Evo: What would you consider some of the levers that might compel a university leader to start shifting their institution in this more accessible and diverse credential direction?

AC: Well, we start out with a system that is very fragmented and resistant to change. When we look at the top colleges in America, they’re selective to students based on their test scores and ability to afford high tuition costs. Now, if you are firmly established in that world, which the top few hundred are, your game is pretty well set. Why would you change? The answer is they won’t.

So essentially what we’re talking about is, they don’t want to take students who’ve already been to another college. The first two years of a four-year college is where you make all your money because of the large class sizes. So having everyone at the school for four years builds this sense of community, especially with alumni. So, it’s kind of a dynasty model, where past generations help pay for the current generation. They’re not really interested in these kinds of changes.

Now if they’re public, they may not have a choice because the government is beginning to push the public system to be more fluid as a system of education and career pathways. But there are tough issues there. Politically, we’re gradually moving toward a system of free two-year colleges. If you tell the average American that everybody needs a four-year college degree nowadays, 60 percent or more will say they don’t agree. But there’s a sweet spot in this debate, which is pre-community college. That’s what’s happening pretty rapidly around the country to the extent where there’s money to do it.

We’re heading into a world where all these questions come up and people want more information for them to make decisions and negotiating these pathways, most of which don’t exist at the moment. That’s a whole other set of questions, but we’re coming to the point where the students themselves are building an education and career pathway of their own. The problem is that the institutions they’re dealing with aren’t very user friendly.

Evo: What effect does continuing education divisions have on institutions to make this credential shift?

AC: Continuing ed divisions are the early signs of what will gradually become a lifelong learning system for the United States. Our model for the longest time was that you go and get an education, get a job and never return. That’s less and less true now. There are large numbers of people who are going back to postsecondary institutions to get a certificate or to upskill. What we’re trying to build is an education and training system that has this lifelong learning component to it. But what’s happening is that people are trying to use current institutions for that purpose and it’s not easy. They weren’t built for that. So now we need to find ways to connect these institutions.
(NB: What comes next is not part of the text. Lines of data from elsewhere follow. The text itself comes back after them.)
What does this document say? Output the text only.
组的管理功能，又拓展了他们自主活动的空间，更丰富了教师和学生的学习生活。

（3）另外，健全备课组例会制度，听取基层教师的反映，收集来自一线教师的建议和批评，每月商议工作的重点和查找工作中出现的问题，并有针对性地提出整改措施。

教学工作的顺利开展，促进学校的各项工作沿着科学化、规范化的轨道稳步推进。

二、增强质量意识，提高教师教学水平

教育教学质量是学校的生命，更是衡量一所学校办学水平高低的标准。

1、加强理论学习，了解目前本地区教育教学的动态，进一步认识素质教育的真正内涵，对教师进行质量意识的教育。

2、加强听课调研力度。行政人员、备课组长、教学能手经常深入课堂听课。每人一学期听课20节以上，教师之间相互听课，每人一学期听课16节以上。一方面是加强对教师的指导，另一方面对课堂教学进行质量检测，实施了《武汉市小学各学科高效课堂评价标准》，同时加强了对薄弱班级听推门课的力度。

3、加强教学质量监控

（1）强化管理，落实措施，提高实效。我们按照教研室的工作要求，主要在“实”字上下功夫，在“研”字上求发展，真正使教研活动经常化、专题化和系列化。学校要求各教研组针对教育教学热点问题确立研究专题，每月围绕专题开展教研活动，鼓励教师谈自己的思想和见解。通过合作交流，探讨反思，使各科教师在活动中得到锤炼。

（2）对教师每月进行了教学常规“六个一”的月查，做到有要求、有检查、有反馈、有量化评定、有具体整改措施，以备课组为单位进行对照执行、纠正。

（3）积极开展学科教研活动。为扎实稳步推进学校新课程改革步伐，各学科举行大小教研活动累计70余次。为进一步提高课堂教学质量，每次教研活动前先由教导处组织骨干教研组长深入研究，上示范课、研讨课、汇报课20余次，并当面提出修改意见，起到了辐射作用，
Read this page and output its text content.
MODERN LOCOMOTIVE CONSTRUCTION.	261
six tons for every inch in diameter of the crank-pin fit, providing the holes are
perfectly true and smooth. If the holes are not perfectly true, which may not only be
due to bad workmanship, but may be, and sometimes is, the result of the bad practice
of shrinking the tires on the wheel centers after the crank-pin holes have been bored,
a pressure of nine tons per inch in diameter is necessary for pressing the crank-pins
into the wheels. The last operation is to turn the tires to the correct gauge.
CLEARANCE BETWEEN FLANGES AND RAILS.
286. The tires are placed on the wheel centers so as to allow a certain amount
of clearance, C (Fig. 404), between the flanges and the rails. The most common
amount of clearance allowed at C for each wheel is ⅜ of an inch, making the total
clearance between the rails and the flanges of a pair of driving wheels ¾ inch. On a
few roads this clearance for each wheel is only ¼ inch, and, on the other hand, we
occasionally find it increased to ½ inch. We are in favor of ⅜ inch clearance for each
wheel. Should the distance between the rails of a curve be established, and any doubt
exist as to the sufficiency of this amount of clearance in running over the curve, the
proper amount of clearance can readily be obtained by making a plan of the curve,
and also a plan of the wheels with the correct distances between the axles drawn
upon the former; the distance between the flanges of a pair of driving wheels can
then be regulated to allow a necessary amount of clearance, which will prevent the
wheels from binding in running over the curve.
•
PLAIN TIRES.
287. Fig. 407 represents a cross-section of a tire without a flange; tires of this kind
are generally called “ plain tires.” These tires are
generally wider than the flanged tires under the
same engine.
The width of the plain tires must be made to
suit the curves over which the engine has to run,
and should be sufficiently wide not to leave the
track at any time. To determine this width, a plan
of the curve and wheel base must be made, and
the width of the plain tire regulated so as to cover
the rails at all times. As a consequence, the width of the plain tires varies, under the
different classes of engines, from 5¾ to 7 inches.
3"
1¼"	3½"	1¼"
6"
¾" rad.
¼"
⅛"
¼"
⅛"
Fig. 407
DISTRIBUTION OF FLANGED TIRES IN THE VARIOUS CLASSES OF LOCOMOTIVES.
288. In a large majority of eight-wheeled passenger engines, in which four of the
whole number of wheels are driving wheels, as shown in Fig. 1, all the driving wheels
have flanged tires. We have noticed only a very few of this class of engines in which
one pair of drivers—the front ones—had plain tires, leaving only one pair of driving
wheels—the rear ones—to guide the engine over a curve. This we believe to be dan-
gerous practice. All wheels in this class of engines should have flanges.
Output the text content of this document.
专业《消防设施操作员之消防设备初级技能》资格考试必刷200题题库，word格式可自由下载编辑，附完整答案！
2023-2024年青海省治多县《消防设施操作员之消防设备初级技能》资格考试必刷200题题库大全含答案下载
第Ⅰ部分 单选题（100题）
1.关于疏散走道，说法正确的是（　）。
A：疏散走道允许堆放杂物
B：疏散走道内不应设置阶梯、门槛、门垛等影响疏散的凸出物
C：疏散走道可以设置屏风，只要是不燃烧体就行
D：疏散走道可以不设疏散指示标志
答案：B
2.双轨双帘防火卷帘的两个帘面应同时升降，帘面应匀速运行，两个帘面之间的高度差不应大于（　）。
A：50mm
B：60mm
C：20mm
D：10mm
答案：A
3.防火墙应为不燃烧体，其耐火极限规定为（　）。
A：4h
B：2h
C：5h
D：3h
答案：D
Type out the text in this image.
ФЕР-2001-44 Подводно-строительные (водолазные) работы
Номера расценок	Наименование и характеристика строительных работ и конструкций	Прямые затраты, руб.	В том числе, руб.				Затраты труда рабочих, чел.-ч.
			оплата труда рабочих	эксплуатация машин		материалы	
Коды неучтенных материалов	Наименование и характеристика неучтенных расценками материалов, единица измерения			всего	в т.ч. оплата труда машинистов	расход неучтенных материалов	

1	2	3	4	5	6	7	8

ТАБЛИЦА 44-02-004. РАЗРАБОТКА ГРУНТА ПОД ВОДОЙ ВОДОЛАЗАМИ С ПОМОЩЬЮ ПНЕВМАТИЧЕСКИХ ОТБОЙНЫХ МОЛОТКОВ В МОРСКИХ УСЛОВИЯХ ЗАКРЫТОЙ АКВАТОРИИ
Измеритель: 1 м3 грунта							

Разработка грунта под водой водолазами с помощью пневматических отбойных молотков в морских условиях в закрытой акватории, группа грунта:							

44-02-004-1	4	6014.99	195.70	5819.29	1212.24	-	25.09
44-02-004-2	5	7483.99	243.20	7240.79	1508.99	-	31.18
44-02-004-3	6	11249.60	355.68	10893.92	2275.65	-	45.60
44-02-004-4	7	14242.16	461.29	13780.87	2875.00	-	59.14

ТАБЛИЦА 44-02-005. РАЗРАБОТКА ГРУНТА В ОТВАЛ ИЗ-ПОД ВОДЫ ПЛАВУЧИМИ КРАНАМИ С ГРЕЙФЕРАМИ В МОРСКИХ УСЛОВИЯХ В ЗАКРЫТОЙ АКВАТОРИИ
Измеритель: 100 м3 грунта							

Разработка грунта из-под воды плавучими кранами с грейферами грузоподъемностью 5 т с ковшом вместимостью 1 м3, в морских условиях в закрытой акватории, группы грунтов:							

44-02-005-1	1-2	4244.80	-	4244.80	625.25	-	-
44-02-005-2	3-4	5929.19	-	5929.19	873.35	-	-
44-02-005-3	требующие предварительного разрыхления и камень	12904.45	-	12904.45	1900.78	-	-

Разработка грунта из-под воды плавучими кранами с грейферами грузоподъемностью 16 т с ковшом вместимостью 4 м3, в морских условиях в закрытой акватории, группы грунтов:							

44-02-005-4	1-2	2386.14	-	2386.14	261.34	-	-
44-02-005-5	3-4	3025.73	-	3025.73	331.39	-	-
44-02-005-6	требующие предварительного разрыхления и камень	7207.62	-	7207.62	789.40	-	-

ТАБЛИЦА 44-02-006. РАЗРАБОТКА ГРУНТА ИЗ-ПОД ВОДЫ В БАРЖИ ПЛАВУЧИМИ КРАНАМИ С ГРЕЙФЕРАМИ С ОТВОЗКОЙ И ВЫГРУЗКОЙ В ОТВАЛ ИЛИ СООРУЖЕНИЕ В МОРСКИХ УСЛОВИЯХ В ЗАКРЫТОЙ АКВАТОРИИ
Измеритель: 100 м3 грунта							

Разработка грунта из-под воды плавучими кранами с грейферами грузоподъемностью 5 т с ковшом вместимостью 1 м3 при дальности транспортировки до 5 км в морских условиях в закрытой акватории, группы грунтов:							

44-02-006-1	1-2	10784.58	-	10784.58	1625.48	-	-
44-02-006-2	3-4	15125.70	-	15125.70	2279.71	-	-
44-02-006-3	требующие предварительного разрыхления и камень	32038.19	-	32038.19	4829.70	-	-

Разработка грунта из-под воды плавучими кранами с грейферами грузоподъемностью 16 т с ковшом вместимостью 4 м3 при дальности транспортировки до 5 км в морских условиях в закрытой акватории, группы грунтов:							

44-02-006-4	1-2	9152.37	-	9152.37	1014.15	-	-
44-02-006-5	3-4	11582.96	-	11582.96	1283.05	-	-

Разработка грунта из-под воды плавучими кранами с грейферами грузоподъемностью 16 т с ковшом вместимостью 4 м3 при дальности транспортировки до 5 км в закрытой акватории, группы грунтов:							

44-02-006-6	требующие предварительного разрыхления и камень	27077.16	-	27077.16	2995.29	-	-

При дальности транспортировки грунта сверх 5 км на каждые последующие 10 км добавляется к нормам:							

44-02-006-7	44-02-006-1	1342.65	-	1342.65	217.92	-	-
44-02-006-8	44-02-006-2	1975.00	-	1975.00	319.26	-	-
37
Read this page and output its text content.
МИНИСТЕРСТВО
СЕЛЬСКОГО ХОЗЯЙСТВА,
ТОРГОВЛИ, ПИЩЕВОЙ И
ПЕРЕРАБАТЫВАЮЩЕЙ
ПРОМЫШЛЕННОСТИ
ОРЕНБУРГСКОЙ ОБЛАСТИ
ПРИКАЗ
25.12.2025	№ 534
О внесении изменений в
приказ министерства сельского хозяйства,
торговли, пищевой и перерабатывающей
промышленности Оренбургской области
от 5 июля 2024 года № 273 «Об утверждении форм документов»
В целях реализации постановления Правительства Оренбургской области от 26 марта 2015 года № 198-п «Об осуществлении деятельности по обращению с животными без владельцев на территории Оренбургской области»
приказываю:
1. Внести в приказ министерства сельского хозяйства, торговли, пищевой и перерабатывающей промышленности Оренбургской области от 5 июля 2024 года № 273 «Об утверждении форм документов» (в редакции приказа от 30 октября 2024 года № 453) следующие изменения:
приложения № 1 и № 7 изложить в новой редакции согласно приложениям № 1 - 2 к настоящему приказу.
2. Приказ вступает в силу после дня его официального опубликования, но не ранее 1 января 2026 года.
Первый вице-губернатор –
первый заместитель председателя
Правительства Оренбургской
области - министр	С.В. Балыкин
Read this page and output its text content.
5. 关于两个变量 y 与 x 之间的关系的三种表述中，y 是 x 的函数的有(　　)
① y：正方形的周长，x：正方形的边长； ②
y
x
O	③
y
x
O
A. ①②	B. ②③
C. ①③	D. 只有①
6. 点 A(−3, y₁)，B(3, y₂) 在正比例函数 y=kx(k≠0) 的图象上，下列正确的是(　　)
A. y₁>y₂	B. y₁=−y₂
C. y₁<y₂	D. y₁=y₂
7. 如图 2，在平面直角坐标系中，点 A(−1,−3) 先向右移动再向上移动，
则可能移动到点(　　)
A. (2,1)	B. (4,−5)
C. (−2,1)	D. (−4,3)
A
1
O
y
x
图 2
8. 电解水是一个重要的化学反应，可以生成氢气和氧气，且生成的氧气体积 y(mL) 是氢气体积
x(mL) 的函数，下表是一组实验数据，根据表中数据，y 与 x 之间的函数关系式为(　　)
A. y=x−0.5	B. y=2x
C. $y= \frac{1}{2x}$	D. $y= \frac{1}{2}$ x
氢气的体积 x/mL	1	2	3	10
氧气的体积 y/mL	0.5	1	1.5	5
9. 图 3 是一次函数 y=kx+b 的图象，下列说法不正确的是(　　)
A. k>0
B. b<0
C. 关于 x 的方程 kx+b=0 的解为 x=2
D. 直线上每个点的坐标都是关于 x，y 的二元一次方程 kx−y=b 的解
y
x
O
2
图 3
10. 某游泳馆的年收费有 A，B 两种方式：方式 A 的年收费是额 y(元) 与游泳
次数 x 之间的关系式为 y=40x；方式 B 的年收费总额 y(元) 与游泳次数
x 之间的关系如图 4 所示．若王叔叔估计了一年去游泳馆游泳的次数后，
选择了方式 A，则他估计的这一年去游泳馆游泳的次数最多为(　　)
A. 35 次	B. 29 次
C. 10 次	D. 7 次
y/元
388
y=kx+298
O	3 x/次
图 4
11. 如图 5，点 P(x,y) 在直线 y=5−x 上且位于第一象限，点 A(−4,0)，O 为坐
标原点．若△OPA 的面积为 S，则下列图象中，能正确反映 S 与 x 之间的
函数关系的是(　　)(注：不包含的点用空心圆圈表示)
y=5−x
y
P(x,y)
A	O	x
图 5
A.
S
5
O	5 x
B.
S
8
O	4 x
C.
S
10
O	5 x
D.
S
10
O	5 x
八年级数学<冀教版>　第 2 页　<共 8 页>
Evo: Is there anything you’d like to add about the importance of making certificates and associate’s credentials more accessible?

AC: We’re getting to the point where we have the information, the issue is in the public postsecondary system. Having information isn’t useful if people don’t know to convey it to their audience. You can simply put it on a website, but a lot of this information needs a counselor of some kind to help prospective students through the process of thinking about their education and career.

So, it’s a system we haven’t built yet, but the emerging problem is that there’s a new stage in the life cycle for young people, where they won’t get married and have a family until later in life. Institutions are used to the older way of life where people graduated high school, got a job, got married and then started a family all before the age of 25. This new lifecycle doesn’t have the structure to support them.